Your wheels are well known for requiring truing when they're new. They're far from unique in that regard and after they have been trued and tensioned correctly they seem to stay true.


----------



## RB Rob (Jan 13, 2012)

I recently had the same problem with a newly installed Salsa seat post clamp on my mountain bike. It was actually the clamp bolt that was causing the creaking noise. I wrapped the bolt with Teflon tape (threads) reinstalled and......it hasn't made any noise after three months of riding.

On the other hand, I have never had any creaking issues with my Defy Advanced seat post. Go figure!
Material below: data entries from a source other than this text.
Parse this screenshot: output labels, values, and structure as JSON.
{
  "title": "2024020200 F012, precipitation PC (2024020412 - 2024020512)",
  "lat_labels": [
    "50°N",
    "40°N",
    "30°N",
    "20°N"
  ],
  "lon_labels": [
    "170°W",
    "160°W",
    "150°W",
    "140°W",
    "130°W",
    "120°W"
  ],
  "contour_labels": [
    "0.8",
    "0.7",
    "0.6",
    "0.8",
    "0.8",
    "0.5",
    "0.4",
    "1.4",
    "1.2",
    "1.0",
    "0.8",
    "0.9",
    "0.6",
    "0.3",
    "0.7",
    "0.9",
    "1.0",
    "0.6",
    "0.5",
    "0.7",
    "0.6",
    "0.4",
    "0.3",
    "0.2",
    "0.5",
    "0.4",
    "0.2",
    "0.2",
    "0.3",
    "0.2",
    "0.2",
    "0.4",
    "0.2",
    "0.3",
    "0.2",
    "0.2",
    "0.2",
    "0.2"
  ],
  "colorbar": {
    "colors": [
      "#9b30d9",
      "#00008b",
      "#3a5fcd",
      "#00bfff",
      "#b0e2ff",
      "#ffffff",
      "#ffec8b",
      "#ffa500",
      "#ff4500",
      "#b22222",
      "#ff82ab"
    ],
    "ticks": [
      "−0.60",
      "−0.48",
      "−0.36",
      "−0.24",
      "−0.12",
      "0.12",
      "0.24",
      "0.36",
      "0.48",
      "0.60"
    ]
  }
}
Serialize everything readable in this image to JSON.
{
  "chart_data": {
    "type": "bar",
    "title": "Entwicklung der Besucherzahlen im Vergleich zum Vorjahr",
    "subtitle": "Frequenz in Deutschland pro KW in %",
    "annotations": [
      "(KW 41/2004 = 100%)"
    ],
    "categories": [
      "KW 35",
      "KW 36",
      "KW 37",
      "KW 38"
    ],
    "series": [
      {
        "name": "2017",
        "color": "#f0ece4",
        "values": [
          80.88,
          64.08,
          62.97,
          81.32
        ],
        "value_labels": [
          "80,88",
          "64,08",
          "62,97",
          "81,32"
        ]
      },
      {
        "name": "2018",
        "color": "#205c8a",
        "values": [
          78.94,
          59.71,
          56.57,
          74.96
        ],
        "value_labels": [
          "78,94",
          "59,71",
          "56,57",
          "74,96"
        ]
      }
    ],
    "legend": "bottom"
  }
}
Let us know if this resolves your issue.


----------



## karel.drmola (4 mo ago)

Specialized6000 said:


> The bike is a 2012 TCR advanced 3, i am certain the seatpost clamp is the culprit because when i play with the two screws ie loosen or tighten them the noise either flares up or quietens. has anyone else experienced the same problem? i stopped over ten times on my ride today to make little adjustments but nothing worked.


 There's a later design of the Giant clamp with 4,5-5,5 Nm indicated on it. It's longer and should solve the issue, hopefully.


----------



## cxwrench (Nov 9, 2004)

karel.drmola said:


> There's a later design of the Giant clamp with 4,5-5,5 Nm indicated on it. It's longer and should solve the issue, hopefully.


It's a good thing you showed up after 10+ years to set things straight in this hugely important though not current thread. Please check the date on the last reply next time.


----------